In the first half of the year, the flight hours of large long-haul aircraft reached 60% of the level before the corona pandemic. For several years, Rolls-Royce focused entirely on engines for large aircraft. The slump in business following the pandemic has hit the company harder than other engine makers.

In the first half of 2022, however, things picked up. Compared to the same period last year, Rolls-Royce has reduced cash outflows from around 1.1 billion to just 77 million pounds sterling (92 million euros).

While sales rose more than eight per cent to £5.6 billion, operating profit fell from £38 million to £223 million. However, impairments on financial instruments and currency effects plunged the group into the red with a net profit of 1.6 billion pounds. A year earlier there had been a profit of £394million. The result was lower than expected by the experts.

For the current year, Rolls-Royce still plans to deliver 350 to 400 new aircraft engines. Group sales are expected to grow in the low to mid single digits on a like-for-like basis. In operations, management expects to be in the dark before special effects.

In 2021 as a whole, Rolls-Royce returned to black after years of severe losses. CEO Warren East will step down at the end of the year. Former BP boss Tufan Erginbilgic will be the new boss of Rolls-Royce from January 1, 2023.

Operational activity below expectations

Despite the recovery in the first half and the hope of a recovery in activity, the stock fell.

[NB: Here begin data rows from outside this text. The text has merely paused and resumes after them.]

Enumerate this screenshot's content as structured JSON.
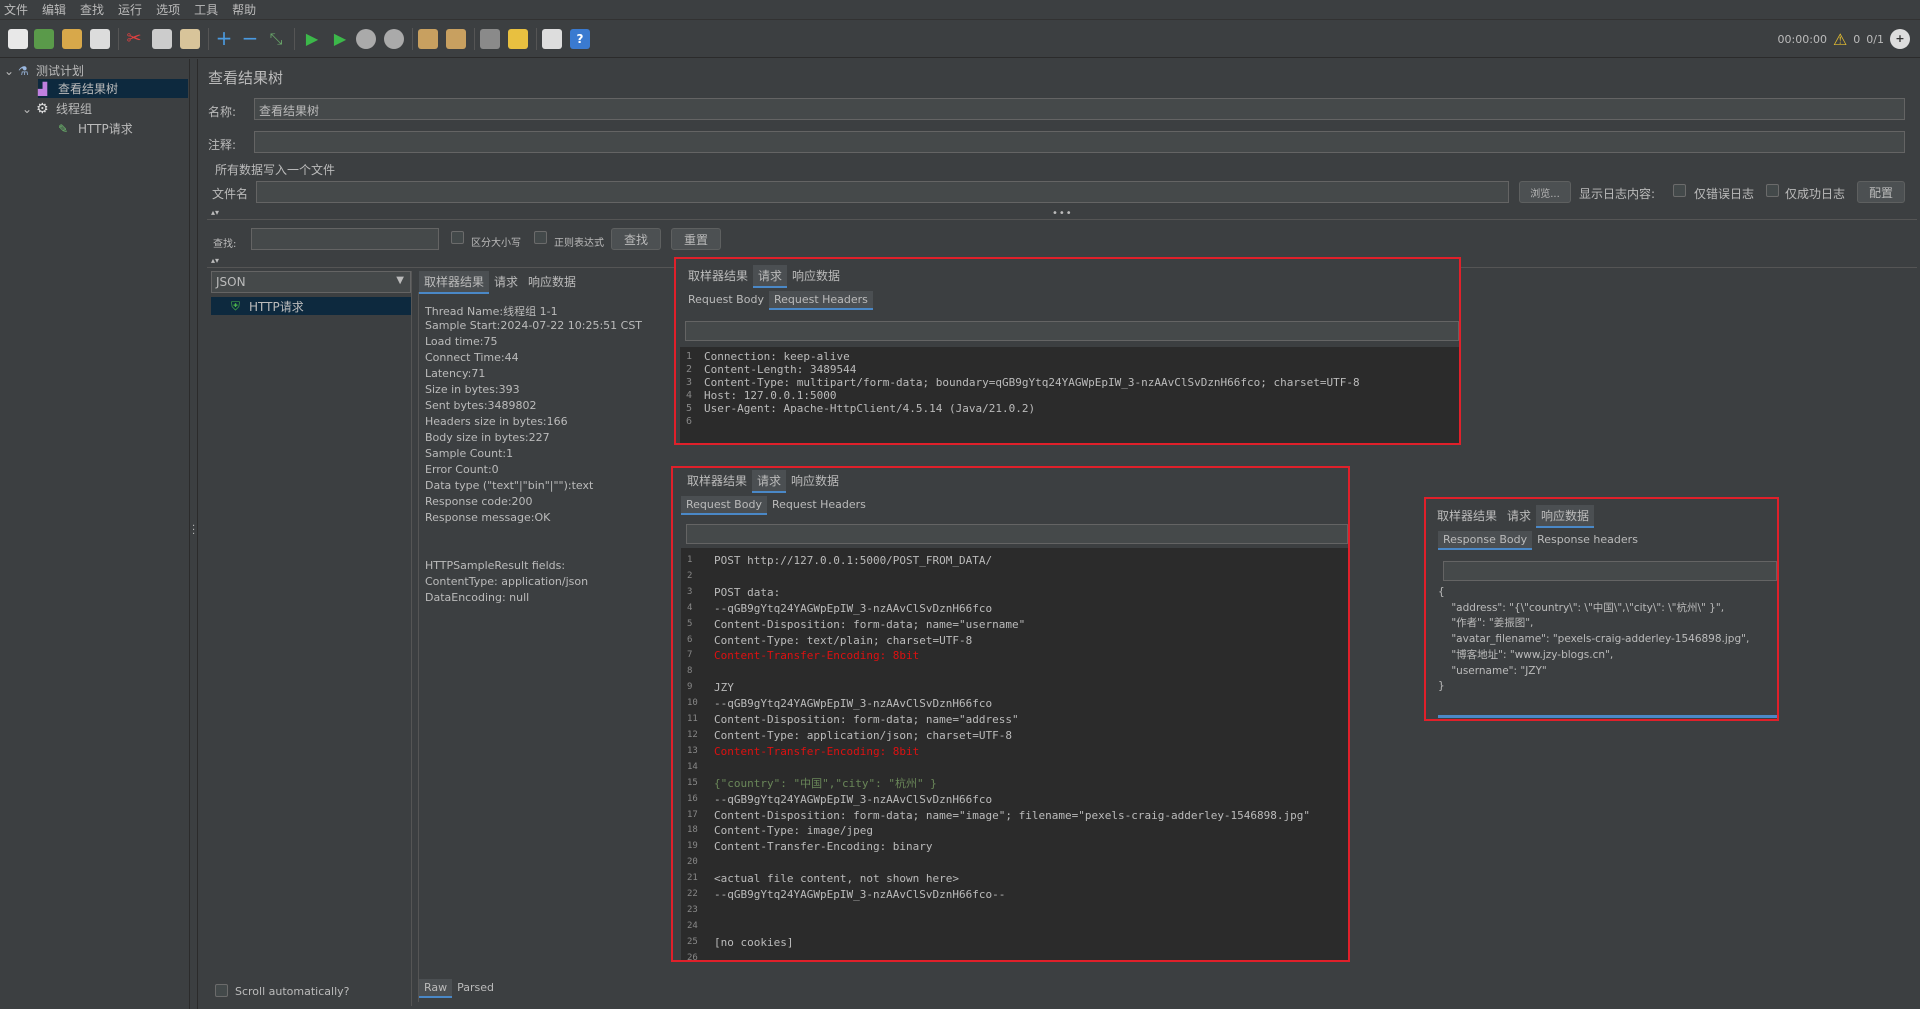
{
  "menu": [
    "文件",
    "编辑",
    "查找",
    "运行",
    "选项",
    "工具",
    "帮助"
  ],
  "status": {
    "time": "00:00:00",
    "warnings": "0",
    "threads": "0/1"
  },
  "tree": {
    "plan": "测试计划",
    "listener": "查看结果树",
    "thread_group": "线程组",
    "sampler": "HTTP请求"
  },
  "page_title": "查看结果树",
  "form": {
    "name_label": "名称:",
    "name_value": "查看结果树",
    "comment_label": "注释:",
    "comment_value": "",
    "write_all": "所有数据写入一个文件",
    "file_label": "文件名",
    "file_value": "",
    "browse": "浏览...",
    "log_label": "显示日志内容:",
    "errors_only": "仅错误日志",
    "success_only": "仅成功日志",
    "config": "配置"
  },
  "search": {
    "label": "查找:",
    "case": "区分大小写",
    "regex": "正则表达式",
    "find": "查找",
    "reset": "重置"
  },
  "renderer": "JSON",
  "result_item": "HTTP请求",
  "scroll_auto": "Scroll automatically?",
  "bottom_tabs": {
    "raw": "Raw",
    "parsed": "Parsed"
  },
  "result_tabs": {
    "sampler": "取样器结果",
    "request": "请求",
    "response": "响应数据"
  },
  "sampler_info": [
    "Thread Name:线程组 1-1",
    "Sample Start:2024-07-22 10:25:51 CST",
    "Load time:75",
    "Connect Time:44",
    "Latency:71",
    "Size in bytes:393",
    "Sent bytes:3489802",
    "Headers size in bytes:166",
    "Body size in bytes:227",
    "Sample Count:1",
    "Error Count:0",
    "Data type (\"text\"|\"bin\"|\"\"):text",
    "Response code:200",
    "Response message:OK",
    "",
    "",
    "HTTPSampleResult fields:",
    "ContentType: application/json",
    "DataEncoding: null"
  ],
  "headers_panel": {
    "subtab_body": "Request Body",
    "subtab_headers": "Request Headers",
    "lines": [
      "Connection: keep-alive",
      "Content-Length: 3489544",
      "Content-Type: multipart/form-data; boundary=qGB9gYtq24YAGWpEpIW_3-nzAAvClSvDznH66fco; charset=UTF-8",
      "Host: 127.0.0.1:5000",
      "User-Agent: Apache-HttpClient/4.5.14 (Java/21.0.2)",
      ""
    ]
  },
  "body_panel": {
    "lines": [
      "POST http://127.0.0.1:5000/POST_FROM_DATA/",
      "",
      "POST data:",
      "--qGB9gYtq24YAGWpEpIW_3-nzAAvClSvDznH66fco",
      "Content-Disposition: form-data; name=\"username\"",
      "Content-Type: text/plain; charset=UTF-8",
      "Content-Transfer-Encoding: 8bit",
      "",
      "JZY",
      "--qGB9gYtq24YAGWpEpIW_3-nzAAvClSvDznH66fco",
      "Content-Disposition: form-data; name=\"address\"",
      "Content-Type: application/json; charset=UTF-8",
      "Content-Transfer-Encoding: 8bit",
      "",
      "{\"country\": \"中国\",\"city\": \"杭州\" }",
      "--qGB9gYtq24YAGWpEpIW_3-nzAAvClSvDznH66fco",
      "Content-Disposition: form-data; name=\"image\"; filename=\"pexels-craig-adderley-1546898.jpg\"",
      "Content-Type: image/jpeg",
      "Content-Transfer-Encoding: binary",
      "",
      "<actual file content, not shown here>",
      "--qGB9gYtq24YAGWpEpIW_3-nzAAvClSvDznH66fco--",
      "",
      "",
      "[no cookies]",
      ""
    ]
  },
  "response_panel": {
    "subtab_body": "Response Body",
    "subtab_headers": "Response headers",
    "lines": [
      "{",
      "    \"address\": \"{\\\"country\\\": \\\"中国\\\",\\\"city\\\": \\\"杭州\\\" }\",",
      "    \"作者\": \"姜振图\",",
      "    \"avatar_filename\": \"pexels-craig-adderley-1546898.jpg\",",
      "    \"博客地址\": \"www.jzy-blogs.cn\",",
      "    \"username\": \"JZY\"",
      "}"
    ]
  },
  "colors": {
    "bg": "#3c3f41",
    "editor": "#2b2b2b",
    "highlight": "#e0202a",
    "accent": "#4a88c7"
  }
}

The paper fell as much as seven percent in the morning, making it one of the weakest values ​​in Britain’s FTSE 100 index. Traders attributed this mainly to the fact that operating profit did not did not meet expectations.

With a price drop of more than 60% since the outbreak of the corona pandemic, the newspaper is one of the biggest losers in the crisis. By way of comparison: the shares of competitor MTU only lost around 30% over the period.